The Fallas (in Catalonian) or Falles (in English) are the traditional celebration in the city of Valencia, where I live, and it is celebrated in these days, puting the cap on March 19, Saint Joseph day.
|A falla – picture by Jose Maria Moreno Garcia|
During these days elaborate constructions (fallas) with papier mache and wood, composed of figures (ninots), are built on hundreds of streets all around the city. Also, there are a lot of events during these days, organized by groups of people in each neighbourhood, the named falleros: open-air dances, offering of flowers to Saint Mary, and a lot of fireworks, like the mascletaes (an explosive barrage of coordinated firecracker and fireworks displays).
|picture by Chamaeleon, from wikipedia.org|
|Offering of flowers – picture by Xavier Patiño i Vidal|
|Mascletà – picture by Lobo_de_Hokkaido from wikipedia.org|
Finally, in the night of March 19 (Nit de la Cremà), the constructions are burned, hundreds of great bonfires all around the city, and all ends. This is the most spectacular moment of the Falles, without doubt.

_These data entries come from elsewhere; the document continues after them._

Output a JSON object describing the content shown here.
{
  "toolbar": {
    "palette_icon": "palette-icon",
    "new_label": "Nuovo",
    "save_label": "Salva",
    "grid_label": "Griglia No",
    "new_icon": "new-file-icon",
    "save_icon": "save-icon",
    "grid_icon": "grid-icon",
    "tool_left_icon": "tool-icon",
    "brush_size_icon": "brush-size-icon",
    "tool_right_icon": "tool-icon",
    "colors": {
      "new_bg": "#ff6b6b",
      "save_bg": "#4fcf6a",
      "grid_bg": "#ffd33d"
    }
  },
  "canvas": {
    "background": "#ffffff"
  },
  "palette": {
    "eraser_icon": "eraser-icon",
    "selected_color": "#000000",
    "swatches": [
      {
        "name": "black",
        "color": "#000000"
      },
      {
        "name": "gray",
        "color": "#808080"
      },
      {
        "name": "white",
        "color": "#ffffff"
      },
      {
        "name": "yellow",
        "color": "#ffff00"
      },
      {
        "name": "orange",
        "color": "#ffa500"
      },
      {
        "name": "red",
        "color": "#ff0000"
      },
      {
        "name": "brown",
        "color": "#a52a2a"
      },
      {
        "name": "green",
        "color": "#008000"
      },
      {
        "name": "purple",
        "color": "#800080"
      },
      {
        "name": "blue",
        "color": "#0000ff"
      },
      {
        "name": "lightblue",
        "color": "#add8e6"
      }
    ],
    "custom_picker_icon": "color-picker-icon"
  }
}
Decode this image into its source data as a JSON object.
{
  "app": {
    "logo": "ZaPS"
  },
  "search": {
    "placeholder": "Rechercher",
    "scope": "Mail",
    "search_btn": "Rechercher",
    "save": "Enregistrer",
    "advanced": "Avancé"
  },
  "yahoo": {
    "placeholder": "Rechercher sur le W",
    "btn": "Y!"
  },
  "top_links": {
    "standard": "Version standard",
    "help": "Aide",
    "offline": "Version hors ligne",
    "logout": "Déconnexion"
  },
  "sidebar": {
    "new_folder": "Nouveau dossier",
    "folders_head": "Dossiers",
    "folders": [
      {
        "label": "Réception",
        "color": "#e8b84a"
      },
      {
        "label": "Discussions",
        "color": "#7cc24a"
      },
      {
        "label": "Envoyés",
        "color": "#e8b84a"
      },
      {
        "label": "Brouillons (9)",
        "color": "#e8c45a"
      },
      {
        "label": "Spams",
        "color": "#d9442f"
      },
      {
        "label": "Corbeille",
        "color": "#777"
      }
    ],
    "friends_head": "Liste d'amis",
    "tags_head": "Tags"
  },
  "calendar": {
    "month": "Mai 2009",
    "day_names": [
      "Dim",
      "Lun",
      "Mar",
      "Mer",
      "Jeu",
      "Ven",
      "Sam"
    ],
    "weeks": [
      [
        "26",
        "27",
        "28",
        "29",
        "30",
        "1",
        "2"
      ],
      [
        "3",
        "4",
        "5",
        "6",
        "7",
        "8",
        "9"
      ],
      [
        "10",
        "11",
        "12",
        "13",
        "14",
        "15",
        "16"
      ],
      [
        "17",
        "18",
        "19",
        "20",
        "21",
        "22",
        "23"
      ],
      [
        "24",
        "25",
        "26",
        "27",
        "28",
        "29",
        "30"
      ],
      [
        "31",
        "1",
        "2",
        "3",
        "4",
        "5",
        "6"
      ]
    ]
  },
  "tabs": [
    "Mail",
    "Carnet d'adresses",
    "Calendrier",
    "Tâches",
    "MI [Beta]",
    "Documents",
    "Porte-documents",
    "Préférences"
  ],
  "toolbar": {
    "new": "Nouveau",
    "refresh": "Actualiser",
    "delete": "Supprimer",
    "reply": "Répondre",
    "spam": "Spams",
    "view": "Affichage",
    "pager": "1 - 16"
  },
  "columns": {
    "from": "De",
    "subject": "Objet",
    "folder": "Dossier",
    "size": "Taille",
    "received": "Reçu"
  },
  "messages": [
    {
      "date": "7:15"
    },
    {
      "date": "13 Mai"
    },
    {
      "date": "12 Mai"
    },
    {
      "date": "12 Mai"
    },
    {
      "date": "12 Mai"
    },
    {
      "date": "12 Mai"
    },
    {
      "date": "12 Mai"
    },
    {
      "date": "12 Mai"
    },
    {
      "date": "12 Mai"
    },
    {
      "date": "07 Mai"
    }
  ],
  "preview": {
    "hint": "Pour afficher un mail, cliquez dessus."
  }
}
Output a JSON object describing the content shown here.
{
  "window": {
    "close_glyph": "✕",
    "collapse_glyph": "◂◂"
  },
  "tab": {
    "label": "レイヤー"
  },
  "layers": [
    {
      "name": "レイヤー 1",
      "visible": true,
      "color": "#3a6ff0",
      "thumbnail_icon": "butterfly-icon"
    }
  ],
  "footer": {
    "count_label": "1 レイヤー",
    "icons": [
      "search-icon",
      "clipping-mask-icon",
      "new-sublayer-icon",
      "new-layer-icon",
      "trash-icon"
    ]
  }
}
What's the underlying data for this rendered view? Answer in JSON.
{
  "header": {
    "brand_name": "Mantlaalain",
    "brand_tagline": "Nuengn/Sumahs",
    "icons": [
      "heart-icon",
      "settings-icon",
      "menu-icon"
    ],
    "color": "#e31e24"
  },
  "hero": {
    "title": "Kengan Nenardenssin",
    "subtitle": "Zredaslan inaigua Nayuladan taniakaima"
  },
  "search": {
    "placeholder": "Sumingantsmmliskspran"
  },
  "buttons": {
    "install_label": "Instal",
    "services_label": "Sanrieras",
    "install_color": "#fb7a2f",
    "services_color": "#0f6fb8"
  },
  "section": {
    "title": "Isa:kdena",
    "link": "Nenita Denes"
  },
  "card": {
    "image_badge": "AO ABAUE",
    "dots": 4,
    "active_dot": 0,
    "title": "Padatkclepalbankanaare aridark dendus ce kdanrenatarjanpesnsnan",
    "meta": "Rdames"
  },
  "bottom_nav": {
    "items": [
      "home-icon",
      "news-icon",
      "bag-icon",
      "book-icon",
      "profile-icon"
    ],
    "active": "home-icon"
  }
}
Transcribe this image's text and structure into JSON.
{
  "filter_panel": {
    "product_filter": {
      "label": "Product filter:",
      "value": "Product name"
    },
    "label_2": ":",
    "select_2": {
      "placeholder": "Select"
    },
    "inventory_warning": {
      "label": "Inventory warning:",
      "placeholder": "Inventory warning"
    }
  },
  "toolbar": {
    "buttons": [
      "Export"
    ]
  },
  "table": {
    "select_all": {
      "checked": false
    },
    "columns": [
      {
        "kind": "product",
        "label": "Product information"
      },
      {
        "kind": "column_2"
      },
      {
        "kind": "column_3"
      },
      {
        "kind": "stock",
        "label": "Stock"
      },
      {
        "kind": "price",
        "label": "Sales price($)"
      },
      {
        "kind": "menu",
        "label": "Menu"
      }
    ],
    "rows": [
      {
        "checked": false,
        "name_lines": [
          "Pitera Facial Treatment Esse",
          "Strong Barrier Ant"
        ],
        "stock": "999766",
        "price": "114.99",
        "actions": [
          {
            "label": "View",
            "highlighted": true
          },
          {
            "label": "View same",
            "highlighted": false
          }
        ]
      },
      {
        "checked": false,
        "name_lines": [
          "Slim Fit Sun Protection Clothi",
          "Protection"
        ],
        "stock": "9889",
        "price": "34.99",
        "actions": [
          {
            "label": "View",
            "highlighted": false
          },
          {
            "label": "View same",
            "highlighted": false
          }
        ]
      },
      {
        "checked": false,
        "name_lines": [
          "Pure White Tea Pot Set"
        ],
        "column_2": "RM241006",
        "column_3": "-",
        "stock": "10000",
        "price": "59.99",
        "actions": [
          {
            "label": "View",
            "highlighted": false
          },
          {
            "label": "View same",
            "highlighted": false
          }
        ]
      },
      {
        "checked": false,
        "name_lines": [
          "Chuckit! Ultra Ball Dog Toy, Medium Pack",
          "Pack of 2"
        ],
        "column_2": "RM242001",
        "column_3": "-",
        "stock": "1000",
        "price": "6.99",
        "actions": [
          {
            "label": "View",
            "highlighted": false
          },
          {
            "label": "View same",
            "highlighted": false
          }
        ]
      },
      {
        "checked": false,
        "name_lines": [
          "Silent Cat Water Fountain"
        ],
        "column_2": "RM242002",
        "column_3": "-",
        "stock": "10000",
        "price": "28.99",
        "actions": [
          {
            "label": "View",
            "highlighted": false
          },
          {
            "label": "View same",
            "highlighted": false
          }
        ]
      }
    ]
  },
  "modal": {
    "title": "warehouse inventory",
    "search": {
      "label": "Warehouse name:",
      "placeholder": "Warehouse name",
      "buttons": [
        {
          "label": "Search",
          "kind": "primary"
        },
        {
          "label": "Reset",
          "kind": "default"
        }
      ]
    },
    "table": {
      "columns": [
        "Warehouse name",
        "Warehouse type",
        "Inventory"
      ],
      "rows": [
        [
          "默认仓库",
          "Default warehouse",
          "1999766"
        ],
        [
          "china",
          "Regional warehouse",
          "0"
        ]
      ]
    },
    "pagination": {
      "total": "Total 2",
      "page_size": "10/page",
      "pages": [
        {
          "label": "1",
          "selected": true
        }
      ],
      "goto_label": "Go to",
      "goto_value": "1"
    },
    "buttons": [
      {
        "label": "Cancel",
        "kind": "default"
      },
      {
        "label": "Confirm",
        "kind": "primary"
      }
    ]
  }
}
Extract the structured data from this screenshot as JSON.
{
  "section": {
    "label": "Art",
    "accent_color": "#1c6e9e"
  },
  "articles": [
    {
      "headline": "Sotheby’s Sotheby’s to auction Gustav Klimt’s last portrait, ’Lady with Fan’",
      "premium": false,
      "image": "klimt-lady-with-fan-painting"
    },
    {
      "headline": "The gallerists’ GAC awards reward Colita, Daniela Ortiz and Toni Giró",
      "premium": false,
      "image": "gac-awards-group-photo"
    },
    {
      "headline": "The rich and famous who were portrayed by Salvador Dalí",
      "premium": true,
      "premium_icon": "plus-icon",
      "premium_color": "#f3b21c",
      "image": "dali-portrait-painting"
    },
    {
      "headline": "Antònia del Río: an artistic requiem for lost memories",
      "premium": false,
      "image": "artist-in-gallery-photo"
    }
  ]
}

|picture by Manolo Guallart|
|Nit de la cremà – picture by Juan Botella|
Here a link for the readers wishing to know more: wikipedia.org/wiki/Falles
It’s a very known event in Spain, and thousands of people come to visit Valencia during these days, from other countries as well. However, half Valencian people flee, always that we can. Why?
Because it’s a pain in the ass. Yes, I know, it was fun when I was a teen, and it’s fun too if you haven’t been ever here and it’s the first time you live the Falles; even I can accept that the first ten or twelve times is fun. Mascletaes are spectacular, and la Nit de la Cremà, when all the constructions are burned, is the best. To play with firecrackers is enjoyable, specially if you think that five fingers in each hand are too many; many people in Valencia have got rid of some finger every year.
But to live the Falles for years, again and again, isn’t so fun. To live during weeks with hundreds of blocked streets, party-air dances every night at each corner, thousands of psychopaths throwing firecrakers during the whole day and night, collapsed emergencies due the injured by firecrackers (and worse now, that health service is being dismantled to give the money to banksters).
For people working each day, it’s a bit annoying, to say the least. Because just the last day, March 19, is holiday. During three weeks the city of Valencia is chaotic, and the last week is an uninhabitable place, a lawless city. In recent years, some complaints are coming against the City Council, for its role in this mess. For example, two years ago a man died after a heart attack because he couldn’t be carried to a hospital (at a few minutes of distance, in normal conditions) until more than one hour later; every way to the hospital was blocked by fallas, events or traffic jam.
Fortunately my apartment isn’t in the city but at ten kilometers of distance.